The National Voter Registration Act of 1993 Takes Effect

*On January 1, 1995, The National Voter Registration Act of 1993 (NVRA) went into effect. Also known as the Motor Voter Act, it was a United States federal law signed into law on May 20, 1993.

After Congress enacted the Voting Rights Act of 1965 to address rampant voting discrimination against racial minorities, voting rights advocates argued for federal legislation to remove other barriers to voter registration in the United States. The basic requirements to vote are the same in all states. A person must be a U.S. citizen, at least 18 years old, and a resident of the state in which he or she is voting. However, initial legislative efforts to create national voter registration standards for federal elections failed.

In the early 1970s, Congress considered several proposals to require the U.S. Census Bureau to mail voter registration forms to every household, none of which passed. In the mid and late 1970s, proposals to require certain public agency offices to make voter registration forms available and to require states to allow Election Day voter registration (EDR) failed. Other bills introduced during the 1980s also failed. Congress passed two pieces of legislation in the 1980s that made voter registration for federal elections more accessible for certain disadvantaged populations.

The Voting Accessibility for the Elderly and Handicapped Act of 1984 requires states to make available to elderly and handicapped voters "a reasonable number of accessible permanent registration facilities" and registration aids. The Uniformed and Overseas Citizens Absentee Voting Act of 1986 requires states to mail federal voter registration forms to overseas and military voters and permit them to register by mail. In the light of low voter turnout in federal elections in the 1980s, Congress returned its attention to creating general voter registration standards in the late 1980s and early 1990s.

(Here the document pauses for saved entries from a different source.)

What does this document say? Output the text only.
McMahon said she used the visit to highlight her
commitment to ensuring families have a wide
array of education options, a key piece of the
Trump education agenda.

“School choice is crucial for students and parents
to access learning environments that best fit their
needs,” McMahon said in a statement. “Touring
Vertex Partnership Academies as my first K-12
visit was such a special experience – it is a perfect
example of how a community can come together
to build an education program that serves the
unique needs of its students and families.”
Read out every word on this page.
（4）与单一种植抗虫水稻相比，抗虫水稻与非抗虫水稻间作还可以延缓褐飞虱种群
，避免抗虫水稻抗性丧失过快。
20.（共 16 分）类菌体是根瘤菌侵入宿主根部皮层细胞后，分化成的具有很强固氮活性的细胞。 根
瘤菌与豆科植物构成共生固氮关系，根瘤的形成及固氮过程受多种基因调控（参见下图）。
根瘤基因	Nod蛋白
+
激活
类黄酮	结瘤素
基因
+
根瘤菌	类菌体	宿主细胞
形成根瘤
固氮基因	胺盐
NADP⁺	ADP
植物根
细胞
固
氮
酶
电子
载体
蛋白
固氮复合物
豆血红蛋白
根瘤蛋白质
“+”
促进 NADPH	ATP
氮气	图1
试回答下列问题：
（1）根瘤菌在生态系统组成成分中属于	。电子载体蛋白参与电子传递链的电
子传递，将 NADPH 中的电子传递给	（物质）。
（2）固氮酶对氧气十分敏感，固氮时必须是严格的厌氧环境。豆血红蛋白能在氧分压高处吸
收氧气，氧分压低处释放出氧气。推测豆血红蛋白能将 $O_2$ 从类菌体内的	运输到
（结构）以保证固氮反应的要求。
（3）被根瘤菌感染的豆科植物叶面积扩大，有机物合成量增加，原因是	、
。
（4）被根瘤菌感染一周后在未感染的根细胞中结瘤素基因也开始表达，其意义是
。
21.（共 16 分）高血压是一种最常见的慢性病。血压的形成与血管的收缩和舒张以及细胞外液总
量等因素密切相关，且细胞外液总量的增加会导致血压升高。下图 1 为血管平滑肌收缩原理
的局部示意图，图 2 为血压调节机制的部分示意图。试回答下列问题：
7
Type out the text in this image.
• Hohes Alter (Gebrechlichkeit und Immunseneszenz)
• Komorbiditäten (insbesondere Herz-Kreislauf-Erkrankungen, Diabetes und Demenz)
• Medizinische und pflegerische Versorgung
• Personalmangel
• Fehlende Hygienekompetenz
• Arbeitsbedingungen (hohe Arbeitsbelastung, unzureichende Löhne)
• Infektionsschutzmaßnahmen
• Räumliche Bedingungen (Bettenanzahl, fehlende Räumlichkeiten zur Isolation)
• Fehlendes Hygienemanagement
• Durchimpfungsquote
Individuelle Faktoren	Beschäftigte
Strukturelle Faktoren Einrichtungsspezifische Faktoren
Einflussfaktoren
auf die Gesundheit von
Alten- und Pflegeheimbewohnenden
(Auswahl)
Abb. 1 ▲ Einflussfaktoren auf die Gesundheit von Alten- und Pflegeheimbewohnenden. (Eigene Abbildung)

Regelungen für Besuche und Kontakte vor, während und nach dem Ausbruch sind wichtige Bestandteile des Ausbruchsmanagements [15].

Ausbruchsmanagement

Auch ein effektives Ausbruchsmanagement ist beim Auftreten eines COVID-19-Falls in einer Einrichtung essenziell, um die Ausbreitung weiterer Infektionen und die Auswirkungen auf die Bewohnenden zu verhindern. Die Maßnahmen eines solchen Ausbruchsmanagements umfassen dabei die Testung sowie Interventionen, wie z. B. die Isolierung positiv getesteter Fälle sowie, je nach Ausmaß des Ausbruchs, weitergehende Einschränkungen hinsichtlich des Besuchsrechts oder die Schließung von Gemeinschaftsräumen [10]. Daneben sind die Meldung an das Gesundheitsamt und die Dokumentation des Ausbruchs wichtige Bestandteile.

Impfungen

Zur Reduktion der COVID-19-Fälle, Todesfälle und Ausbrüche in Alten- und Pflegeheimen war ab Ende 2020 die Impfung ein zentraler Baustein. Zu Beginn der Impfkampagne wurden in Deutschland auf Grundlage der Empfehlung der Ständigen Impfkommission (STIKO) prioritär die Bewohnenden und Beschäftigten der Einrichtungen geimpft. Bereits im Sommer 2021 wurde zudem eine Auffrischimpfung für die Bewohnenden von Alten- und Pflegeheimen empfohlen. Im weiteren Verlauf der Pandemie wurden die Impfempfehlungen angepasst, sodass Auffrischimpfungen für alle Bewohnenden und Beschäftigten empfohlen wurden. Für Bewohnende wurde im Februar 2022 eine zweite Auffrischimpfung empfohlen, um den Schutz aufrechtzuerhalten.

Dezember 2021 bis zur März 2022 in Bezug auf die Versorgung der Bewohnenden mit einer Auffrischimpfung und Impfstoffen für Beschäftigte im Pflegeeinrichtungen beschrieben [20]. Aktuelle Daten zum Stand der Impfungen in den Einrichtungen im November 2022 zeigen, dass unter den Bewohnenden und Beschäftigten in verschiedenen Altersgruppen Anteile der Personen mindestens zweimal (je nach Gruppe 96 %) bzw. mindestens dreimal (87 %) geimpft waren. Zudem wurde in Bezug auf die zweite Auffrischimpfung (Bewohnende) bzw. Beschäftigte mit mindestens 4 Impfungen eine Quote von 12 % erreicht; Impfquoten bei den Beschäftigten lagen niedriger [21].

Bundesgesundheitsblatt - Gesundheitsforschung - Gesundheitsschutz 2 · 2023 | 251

Members of Congress introduced a series of "motor voter" bills to require state motor vehicle agencies to offer voter registration opportunities to persons applying for a driver's license. The first of these bills, the proposed National Voter Registration Act of 1989, passed in the House of Representatives with bipartisan support, but failed to pass in the Senate. A similar bill in 1991 gained less bipartisan support; it passed in both the Senate and the House but was vetoed by President George H.W. Bush. Two years later, Congress passed a nearly identical bill: the National Voter Registration Act of 1993.

The law was enacted under the Elections Clause of the United States Constitution and advances voting rights in the United States by requiring state governments to offer simplified voter registration processes for any eligible person who applies for or renews a driver's license or applies for public assistance and requiring the United States Postal Service to mail election materials of a state as if the state is a nonprofit. The law requires states to register applicants that use a federal voter registration form and prohibits states from removing registered voters from the voter rolls unless certain criteria are met.

The act exempts from its requirements states that have continuously since August 1, 1994, not required voter registration for federal elections or offered election day registration (EDR) for federal general elections. Six states qualify for the exemption: North Dakota, which does not require registration, while Idaho, Minnesota, New Hampshire, Wisconsin, and Wyoming because of the EDR exemption. Maine lost the exemption when it abolished EDR in 2011, although EDR was subsequently restored in that state.